Unfortunately it wasn't. But it was still one of those delicious Italian (kind of) tarts. I say "kind of" because this is my version on the Italian tart: I substituted fresh pears for preserved and skipped the whole chocolate glaze. Maybe Italians now find the recipe wrong (like what happened here!) so I'm not going to call it Barchiglia but just pear & almond tart.

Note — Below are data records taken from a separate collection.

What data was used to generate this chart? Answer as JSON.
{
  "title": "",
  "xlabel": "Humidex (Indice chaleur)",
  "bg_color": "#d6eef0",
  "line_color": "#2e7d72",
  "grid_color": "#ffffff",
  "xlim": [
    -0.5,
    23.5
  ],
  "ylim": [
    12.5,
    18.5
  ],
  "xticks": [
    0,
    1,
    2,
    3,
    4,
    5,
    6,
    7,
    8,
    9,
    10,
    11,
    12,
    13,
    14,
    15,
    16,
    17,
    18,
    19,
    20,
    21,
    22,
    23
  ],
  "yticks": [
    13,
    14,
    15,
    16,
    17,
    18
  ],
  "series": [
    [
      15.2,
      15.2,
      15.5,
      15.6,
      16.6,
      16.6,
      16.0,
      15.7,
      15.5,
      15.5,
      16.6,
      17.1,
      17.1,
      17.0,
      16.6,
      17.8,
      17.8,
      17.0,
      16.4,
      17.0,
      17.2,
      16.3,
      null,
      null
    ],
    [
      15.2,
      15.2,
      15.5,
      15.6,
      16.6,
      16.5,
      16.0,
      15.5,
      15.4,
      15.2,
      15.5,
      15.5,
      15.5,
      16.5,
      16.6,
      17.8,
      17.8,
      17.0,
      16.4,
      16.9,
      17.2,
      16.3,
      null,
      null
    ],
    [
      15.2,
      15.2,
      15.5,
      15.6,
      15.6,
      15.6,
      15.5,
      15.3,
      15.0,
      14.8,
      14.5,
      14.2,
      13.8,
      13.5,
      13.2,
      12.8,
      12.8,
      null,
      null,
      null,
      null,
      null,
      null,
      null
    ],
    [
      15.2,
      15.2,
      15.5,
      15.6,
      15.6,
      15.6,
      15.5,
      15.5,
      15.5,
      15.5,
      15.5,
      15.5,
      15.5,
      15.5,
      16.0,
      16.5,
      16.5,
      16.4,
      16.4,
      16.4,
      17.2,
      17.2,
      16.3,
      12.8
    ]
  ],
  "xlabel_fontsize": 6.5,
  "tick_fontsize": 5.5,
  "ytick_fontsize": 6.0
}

I first thought of calling it frangipane pear tart without the full knowledge of what frangipane is. Despite the almond filling has basically the same ingredients as frangipane (except the butter), it's fluffier because egg yolks and whites are whipped separately. Now I'm actually thinking that frangipane might be the answer to that pear tart recipe I've been longing for (next time I might try this pie with frangipane topping then).

Happy baking!

P.S. Toddybear is growing so fast! If you want to see how he's doing, I'm posting photos and videos of him quite regularly to my Insta. He is such a sweet pup!

Pear and Almond Tart

My version on the Italian pie Barchiglia: I used fresh pears instead of pear preserve. The original Barchiglia has a chocolate topping, so if you want, top the pie with melted dark chocolate or a chocolate sauce.

    Short crust pastry
  • 90 g butter
  • 1 tsp sugar
  • a pinch of salt
  • 180 g all-purpose flour
  • 3 Tbsp ice water

  • Filling
  • 3 big pears
  • 1 Tbsp lemon juice
  • 1 Tbsp sugar
  • 1 Tbsp water

  • Almond topping
  • 3 eggs
  • 120 g sugar
  • grated zest of 1 lemon
  • 1/2 tsp cinnamon
  • 150 g almond meal

  1. Prepare the crust: mix the flour, sugar and salt with cold butter by pinching with fingertips until it resembles wet sand.
  2. Add the water and mix it quickly together. Add more water if needed.
  3. Place the dough in plastic wrap and let it cool in freezer for 15-30 minutes or 1 hour in fridge (don't overchill it as then the dough will tear apart while rolling it.
  4. If you cooled the dough longer, let it warm up about 15-30 min in room-temperature). Roll out the dough into a round disc (appr. 3-4 mm in thickness) and line a slightly oiled 25-28 cm pie tin with it. (Don't oil the sides, only the bottom).
  5. Brush with eggwhite (you can use the same eggwhite as for the filling because you won't need a lot of it for brushing). Refrigerate while you prepare the fillings. (Optional: Fresh pears are quite moist, so it is perhaps better to prebake the crust for about 10-15 minutes in 175 C oven. I didn't do it, so the crust remained slightly underbaked.)
  6. Peel and core the pears. Slice each into 6-8 wedges.
  7. Put the pears with lemon juice, 1 Tbsp sugar and water to a pot, cover with a lid and bring to boil. Cook on medium heat for about 5 minutes or until the pears are slightly softened but still firm. Let them cool a bit while you prepare the frangipane filling.
  8. Separate the eggs. Whip the eggwhites until soft peak stage.
  9. Whisk the yolks with sugar until fluffy. Stir in the cinnamon and lemon zest. Add the almond meal. The mixture will be very thick! Gently fold in the whipped eggwhites in three parts.
  10. Arrange the pear slices on the crust. Pour the frangipane filling on top.
  11. Bake in 175 C oven (155-160 C in convection oven) for 45-50 minutes.
  12. Let the tart cool for a couple of hours before serving.
Adapted from Rosetta Costantino: Southern Italian Desserts.